Most of her clients would be horrified to know she made such a statement, yet, given her lack of a rational perspective on emotions, how can one find fault with her logic? Who could expect her to think otherwise after years of being assaulted with Freudian, behaviorist, mystical and anti-male nonsense?

Or, consider the case of the client who was going through a bitter divorce and needed a child custody evaluation for court. The man and his estranged wife together attended a session with a respected psychotherapist appointed to make, in essence, the ultimate decision about custody upon which the judge would be expected to rely. The man later commented that the therapist looked as if she were about to burst into tears during the session. Apparently she felt the couple’s pain and anger so intensely that she was unable to be of any help. Yet what else can one expect from therapists who are taught that empathy, not judgment, is a therapist’s most important skill?
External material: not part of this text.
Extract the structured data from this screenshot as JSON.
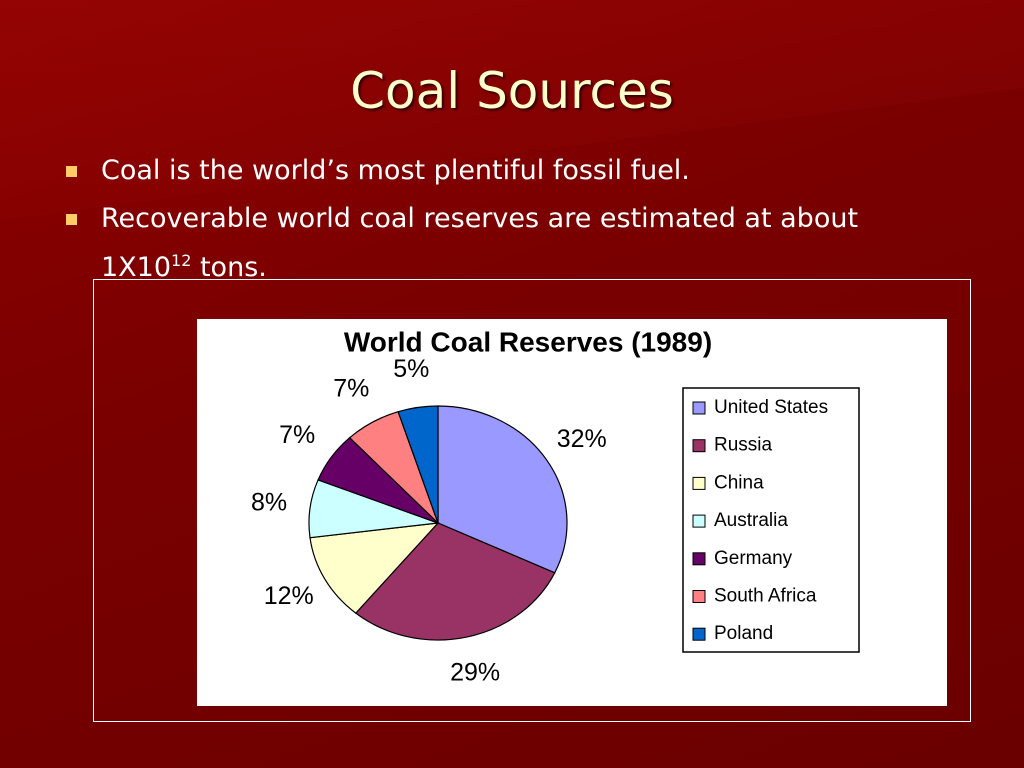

Interestingly enough, many uneducated individuals are independent and self-reliant in their psychological outlooks, though they might not have a great deal of knowledge about psychological theories. My own experience has shown that many helpful techniques, ideas and suggestions come from the clients themselves. In fact, clients teach me a great deal.

At the same time, I can count on one hand the number of therapists who have taught me anything worthwhile. This is not an attack on the intelligence or intentions of therapists I have encountered, but it is an attack on the quality of the theoretical principles and philosophies most therapists bring to their practices and, in turn, foist on their clients.

Independent yet uneducated individuals tend to give authority figures, such as intellectuals and psychotherapists, the benefit of the doubt. Sadly, I have observed over and over again that when therapists rely on mistaken philosophies, they tend to resort to subtle intimidation to get clients to accept theories that have no basis in reality. I can’t even begin to count the number of clients referred to me who have been emotionally damaged, intentionally or otherwise, by their prior therapists.

Here are a few very real (and very scary) examples: ‘My therapist told me I’m in denial just because I have a glass of wine at dinner every other night. Am I really an alcoholic?’

‘The therapist told me I’m not ready for therapy. Does that mean I’m a hopeless case?’

‘The therapist told me I was trying to terminate prematurely. What does that mean? I cut off the therapy because it wasn’t helping! The therapist actually called me at home and told me that I am not a very thoughtful person to treat her like that. Do all therapists do that?’

‘I took my daughter to family counseling and the therapist put words in her mouth. The therapist said to her, ‘You’re angry, aren’t you, Melissa?’ and Melissa claimed that she was. Yet Melissa had never said or done anything to suggest this was the case.’

A fair portion of my own practice has been spent undoing the damage to the self-esteem of conscientious, otherwise independent individuals by therapists with mistaken ideas and/or self-serving agendas.